Getting fatigued just reading, following along with this video since this paper looks mostly about experimental finding by doing a sort of “hyper-param” search on model specifications. Also this seems to be a foreshadowing to what LLaMA does , so going to speed run this one.

Since it is typically only feasible to train these large models once, accurately estimating the best model hyper parameters for a given compute budget is critical

Section 3 is where the core ideas are. They try to figure out the following :

Given a fixed FLOPs budget, how should one trade-off model size and the number of training tokens?

And they try to answer this with 3 different approaches.

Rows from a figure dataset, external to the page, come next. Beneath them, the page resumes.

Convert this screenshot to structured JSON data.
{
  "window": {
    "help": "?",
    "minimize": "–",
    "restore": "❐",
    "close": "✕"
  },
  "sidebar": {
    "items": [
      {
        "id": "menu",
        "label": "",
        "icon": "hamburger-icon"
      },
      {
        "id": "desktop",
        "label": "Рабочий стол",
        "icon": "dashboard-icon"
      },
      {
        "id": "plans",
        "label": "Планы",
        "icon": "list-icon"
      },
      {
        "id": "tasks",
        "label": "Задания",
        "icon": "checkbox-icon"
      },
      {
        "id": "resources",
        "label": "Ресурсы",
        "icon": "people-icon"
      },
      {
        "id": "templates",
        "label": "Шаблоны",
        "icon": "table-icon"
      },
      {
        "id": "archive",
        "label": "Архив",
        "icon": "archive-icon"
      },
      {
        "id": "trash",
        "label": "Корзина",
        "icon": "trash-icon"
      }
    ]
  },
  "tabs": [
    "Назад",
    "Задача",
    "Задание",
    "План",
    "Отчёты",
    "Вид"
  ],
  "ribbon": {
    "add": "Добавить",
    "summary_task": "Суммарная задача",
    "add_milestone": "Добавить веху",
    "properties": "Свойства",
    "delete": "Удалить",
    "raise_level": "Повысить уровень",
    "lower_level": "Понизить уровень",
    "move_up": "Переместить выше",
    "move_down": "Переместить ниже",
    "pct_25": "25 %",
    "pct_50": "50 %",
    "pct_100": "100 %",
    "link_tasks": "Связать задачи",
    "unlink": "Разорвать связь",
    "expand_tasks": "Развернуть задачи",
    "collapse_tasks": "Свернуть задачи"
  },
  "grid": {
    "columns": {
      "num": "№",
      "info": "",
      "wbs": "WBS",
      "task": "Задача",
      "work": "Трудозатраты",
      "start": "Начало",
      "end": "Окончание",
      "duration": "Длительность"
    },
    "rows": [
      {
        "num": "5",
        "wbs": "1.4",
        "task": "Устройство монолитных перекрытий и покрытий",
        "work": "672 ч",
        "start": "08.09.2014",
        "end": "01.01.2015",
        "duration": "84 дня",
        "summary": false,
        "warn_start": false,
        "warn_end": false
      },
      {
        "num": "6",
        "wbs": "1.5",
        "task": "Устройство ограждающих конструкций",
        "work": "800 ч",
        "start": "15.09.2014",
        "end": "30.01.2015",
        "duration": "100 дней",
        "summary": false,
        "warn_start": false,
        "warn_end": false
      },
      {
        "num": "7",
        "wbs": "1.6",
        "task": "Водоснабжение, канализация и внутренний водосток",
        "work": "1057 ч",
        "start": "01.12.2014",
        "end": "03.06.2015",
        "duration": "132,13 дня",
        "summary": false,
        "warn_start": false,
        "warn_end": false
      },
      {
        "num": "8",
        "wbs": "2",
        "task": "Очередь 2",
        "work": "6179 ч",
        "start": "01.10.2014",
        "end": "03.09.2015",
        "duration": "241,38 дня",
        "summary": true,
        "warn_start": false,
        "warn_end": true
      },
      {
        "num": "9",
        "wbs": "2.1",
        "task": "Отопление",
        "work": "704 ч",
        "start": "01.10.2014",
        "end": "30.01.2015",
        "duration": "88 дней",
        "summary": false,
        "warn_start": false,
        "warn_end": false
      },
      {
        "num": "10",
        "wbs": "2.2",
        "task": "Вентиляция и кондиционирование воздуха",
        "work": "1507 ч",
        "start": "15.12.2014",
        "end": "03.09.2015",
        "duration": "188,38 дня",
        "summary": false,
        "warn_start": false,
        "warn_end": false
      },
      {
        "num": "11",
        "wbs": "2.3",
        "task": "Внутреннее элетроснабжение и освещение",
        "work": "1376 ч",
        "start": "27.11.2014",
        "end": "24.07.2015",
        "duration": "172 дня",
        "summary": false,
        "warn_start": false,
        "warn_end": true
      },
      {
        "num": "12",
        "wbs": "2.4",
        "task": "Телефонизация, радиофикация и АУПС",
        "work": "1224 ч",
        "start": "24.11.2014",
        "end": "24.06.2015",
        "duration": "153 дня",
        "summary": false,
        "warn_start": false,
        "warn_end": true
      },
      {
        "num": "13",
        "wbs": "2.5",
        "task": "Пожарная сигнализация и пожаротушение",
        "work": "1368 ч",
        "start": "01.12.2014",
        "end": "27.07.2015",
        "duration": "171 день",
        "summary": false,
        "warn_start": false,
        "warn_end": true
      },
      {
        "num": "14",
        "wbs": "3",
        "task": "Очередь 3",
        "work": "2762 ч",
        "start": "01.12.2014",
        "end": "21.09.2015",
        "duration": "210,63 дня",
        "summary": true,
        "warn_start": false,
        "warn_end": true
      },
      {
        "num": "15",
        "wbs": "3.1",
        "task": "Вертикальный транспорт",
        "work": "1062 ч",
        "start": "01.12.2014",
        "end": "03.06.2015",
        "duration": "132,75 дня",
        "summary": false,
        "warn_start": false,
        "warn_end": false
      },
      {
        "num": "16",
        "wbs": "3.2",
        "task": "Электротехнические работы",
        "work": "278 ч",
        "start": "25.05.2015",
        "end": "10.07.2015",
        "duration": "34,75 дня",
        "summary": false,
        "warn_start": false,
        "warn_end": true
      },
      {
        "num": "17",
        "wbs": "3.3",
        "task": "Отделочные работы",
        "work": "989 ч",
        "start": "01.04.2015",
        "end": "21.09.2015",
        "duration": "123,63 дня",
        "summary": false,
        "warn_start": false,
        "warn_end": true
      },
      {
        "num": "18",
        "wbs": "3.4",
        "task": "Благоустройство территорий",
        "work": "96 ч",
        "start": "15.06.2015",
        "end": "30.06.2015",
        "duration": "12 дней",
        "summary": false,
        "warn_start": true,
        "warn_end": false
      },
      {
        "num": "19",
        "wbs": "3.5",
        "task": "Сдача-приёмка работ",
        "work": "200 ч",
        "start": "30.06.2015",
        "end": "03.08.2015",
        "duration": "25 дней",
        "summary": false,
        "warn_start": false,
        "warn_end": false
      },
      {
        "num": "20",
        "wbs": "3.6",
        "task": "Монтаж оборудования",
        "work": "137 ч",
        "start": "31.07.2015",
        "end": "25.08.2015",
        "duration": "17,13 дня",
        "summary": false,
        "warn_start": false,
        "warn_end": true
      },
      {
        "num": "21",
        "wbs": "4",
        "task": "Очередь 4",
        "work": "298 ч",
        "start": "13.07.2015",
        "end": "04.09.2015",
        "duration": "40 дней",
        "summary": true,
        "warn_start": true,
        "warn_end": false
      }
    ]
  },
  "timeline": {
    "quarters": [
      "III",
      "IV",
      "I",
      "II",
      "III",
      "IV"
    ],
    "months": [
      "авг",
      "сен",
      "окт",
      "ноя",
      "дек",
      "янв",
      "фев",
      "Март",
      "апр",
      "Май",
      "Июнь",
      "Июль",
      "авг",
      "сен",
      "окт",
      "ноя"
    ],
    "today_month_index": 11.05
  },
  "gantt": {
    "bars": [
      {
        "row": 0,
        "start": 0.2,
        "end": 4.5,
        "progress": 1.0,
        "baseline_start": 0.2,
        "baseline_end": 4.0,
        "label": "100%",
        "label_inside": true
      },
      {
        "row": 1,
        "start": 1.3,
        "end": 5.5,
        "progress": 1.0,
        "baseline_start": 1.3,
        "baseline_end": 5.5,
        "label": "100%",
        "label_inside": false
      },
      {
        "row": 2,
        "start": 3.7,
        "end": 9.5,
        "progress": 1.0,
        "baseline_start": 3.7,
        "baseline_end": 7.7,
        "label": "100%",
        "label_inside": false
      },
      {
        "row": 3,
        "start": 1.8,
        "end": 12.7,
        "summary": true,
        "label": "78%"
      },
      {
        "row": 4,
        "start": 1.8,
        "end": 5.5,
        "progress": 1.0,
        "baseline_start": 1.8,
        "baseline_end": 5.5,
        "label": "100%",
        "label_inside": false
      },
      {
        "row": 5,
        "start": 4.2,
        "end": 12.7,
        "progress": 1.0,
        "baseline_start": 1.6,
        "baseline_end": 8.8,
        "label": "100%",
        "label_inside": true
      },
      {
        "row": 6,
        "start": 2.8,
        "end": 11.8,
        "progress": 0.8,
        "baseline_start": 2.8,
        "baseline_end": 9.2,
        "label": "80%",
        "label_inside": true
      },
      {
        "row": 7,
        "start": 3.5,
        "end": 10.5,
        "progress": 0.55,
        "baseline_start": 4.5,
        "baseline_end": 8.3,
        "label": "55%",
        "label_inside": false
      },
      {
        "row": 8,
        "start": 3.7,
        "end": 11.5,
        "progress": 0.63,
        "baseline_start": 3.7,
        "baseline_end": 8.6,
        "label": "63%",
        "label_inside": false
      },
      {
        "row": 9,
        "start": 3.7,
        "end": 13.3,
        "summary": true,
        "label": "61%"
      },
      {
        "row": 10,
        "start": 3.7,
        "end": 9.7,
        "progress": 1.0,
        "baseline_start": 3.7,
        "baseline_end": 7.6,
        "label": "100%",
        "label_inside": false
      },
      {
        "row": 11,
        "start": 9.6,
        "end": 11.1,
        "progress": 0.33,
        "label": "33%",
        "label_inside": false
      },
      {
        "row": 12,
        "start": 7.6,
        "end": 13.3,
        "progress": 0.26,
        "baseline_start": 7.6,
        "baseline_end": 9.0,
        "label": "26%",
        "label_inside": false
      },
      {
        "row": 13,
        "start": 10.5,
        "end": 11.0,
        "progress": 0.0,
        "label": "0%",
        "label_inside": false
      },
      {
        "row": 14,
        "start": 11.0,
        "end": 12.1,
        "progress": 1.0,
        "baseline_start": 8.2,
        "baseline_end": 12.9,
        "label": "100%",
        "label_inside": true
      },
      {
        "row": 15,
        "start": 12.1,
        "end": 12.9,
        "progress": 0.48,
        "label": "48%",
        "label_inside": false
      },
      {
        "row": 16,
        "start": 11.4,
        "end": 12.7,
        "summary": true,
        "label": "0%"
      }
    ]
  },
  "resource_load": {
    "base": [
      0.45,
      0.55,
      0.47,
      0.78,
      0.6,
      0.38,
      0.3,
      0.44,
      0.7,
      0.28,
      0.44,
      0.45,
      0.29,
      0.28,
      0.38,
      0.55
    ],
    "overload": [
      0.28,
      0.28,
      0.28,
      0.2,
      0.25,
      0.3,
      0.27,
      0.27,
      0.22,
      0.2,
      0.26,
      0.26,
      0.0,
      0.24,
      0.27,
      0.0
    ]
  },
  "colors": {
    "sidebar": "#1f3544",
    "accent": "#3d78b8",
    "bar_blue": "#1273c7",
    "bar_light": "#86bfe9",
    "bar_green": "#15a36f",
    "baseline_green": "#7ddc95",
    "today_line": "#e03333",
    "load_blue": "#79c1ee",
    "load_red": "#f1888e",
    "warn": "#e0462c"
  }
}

Approach 1: Fix model sizes and vary number of training tokens

  • Fixed Model Sizes between 70M to 10B
  • For each model, train of 4 different training-sequences(token lens)
  • For a fixed FLOPs

Approach 2: IsoFLOP profiles

  • Vary Model Sizes
  • Fixed FLOPs count (ranging from 6 × 1018 to 3 × 1021 FLOPs )
  • Compute required tokens based on model-size and FLOPs

This allows us to directly answer the question: For a given FLOP budget, what is the optimal parameter count?

Approach 3: Fitting a parametric loss function

Main Take Away

All three approaches suggest that as compute budget increases, model size and the amount of training data should be increased in approximately equal proportions. The first and second approaches yield very similar predictions for optimal model sizes, as shown in Figure 1 and Figure A3. The third approach predicts even smaller models being optimal at larger compute budgets.

The Chinchilla model itself is just trained based on these insights from the extensive experiments on different model-specs.

We test this hypothesis by training a model on the larger end of this range—70B parameters—for 1.4T tokens, due to both dataset and computational efficiency considerations

  • We train Chinchilla on MassiveText
  • We use AdamW
  • We train Chinchilla with a slightly modified SentencePiece Tokenizer.
  • Whilst the forward and backward pass are computed in bfloat16, we store a float32 copy of the weights in the distributed optimiser state ( Note entirely clear why this is the case.)

    (Rajbhandari et al., 2020). See Lessons Learned from Rae et al. (2021) for additional details.

Chincilla outperforms other larger models by a good step despite being a fraction of the param-size.